On 22 November 2011, the decision to ratify the United States-Korea Free Trade Agreement (KORUS FTA) was nearly brought to a halt. The ruling Grand National Party (since renamed Liberty Korea Party) were met with jeers and insults from opposition members, who physically tried to prevent voting from taking place.
The Democratic Party’s Kim Sun-dong staged a personal protest when he set off a teargas inside the assembly, claiming the FTA would harm South Korean interests.
“Let me go, bastards. No FTA,” Kim truculently bemoans whilst security escorts him away.
Fortunately, not everything is doom and gloom in Yeouido. Hangang Park offers ample green space and scenic vistas of the River Han and the Seoul skyline. Spring is especially popular in Yeouido Park, where cherry blossom trees attract scores of photographers and ambulatory enthusiasts.
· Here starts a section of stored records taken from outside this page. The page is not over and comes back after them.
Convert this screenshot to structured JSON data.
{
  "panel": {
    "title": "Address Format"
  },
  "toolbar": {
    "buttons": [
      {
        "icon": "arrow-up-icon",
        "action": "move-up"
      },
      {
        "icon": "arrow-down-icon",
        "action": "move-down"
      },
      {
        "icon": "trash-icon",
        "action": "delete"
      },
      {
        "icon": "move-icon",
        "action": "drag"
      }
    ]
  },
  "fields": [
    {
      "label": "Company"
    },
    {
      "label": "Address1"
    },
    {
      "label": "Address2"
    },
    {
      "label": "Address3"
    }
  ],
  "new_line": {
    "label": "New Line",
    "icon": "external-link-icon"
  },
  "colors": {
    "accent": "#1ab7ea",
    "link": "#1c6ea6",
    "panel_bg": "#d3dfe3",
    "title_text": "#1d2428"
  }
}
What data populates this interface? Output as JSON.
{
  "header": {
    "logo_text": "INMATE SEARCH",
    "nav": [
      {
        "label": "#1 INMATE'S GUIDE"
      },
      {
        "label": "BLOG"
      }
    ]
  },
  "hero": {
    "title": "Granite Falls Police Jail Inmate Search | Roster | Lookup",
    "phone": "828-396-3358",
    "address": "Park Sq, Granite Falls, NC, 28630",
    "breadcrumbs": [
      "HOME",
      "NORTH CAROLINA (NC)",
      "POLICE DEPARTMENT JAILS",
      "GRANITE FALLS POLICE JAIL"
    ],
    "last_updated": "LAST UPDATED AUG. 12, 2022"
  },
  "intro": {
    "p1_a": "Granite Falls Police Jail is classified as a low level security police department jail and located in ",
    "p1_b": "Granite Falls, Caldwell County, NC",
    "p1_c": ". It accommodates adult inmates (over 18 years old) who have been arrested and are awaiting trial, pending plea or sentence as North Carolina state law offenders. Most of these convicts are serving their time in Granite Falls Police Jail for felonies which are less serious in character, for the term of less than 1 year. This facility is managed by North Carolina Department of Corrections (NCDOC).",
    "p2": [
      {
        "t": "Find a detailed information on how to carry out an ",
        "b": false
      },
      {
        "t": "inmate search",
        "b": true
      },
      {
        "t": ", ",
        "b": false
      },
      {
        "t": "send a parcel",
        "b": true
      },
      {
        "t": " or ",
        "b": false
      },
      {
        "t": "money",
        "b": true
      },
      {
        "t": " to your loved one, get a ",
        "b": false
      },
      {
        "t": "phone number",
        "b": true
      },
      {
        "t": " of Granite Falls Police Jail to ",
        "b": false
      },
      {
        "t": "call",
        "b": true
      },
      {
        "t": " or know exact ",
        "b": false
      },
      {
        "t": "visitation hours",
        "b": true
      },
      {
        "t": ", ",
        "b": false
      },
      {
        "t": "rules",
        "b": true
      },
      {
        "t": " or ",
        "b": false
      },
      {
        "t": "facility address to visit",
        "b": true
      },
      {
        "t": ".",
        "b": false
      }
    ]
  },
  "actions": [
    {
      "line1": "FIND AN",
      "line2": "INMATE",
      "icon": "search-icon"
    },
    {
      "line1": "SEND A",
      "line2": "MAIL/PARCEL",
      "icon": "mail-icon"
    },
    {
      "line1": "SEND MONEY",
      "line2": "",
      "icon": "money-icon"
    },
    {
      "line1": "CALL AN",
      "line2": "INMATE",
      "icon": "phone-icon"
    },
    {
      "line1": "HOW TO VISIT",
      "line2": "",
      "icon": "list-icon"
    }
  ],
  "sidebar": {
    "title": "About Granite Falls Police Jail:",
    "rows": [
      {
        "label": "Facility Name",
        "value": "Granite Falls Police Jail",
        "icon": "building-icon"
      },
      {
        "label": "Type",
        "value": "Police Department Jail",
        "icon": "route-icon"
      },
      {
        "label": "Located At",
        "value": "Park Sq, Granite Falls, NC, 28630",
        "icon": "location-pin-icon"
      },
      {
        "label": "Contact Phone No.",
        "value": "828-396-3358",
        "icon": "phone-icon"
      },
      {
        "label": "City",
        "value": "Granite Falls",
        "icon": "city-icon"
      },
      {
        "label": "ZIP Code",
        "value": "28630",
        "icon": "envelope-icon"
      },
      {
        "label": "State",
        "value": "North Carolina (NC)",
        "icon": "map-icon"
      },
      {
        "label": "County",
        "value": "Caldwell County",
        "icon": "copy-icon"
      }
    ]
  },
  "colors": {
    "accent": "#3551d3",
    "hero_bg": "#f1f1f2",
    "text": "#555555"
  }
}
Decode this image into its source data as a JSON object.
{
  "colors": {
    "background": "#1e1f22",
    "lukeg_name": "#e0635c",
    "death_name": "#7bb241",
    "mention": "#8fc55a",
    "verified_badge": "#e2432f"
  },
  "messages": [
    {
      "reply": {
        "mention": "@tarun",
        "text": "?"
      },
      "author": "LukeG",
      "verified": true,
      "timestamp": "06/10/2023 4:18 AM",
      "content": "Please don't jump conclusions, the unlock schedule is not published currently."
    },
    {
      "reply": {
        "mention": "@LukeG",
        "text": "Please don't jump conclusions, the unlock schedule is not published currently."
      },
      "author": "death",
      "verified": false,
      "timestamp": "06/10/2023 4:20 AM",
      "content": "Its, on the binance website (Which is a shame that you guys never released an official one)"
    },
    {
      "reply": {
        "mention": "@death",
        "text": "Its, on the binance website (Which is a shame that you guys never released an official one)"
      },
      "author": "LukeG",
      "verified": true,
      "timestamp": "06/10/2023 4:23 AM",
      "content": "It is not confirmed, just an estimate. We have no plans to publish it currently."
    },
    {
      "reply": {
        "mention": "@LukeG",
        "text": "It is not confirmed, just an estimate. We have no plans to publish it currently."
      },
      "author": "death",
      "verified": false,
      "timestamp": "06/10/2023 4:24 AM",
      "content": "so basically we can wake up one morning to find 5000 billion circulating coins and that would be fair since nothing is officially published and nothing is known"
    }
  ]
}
Exploring Yeouido to the fullest is not ideal on foot. Cycling on the other hand, can cover much more distance to sightsee the island’s elaborate details. Unfortunately, I do not have first-hand experience to indite.
Since 2011, South Korea has built a network of grade-separated bike lanes across the country spanning nearly 2000km. The spine is a 600km trail from Incheon to Busan. Information in English is sparse however. And Korea’s official tourism website did not even capture the top result on Google for cycling-related searches.
The 4 Rivers Trail (4대강/四大江) receives little fanfare and advertising and marketing remains idle. South Korea falls under the radar as a destination for bike tourism, and that will only result in missed opportunities. I reckon visiting in the fall is best.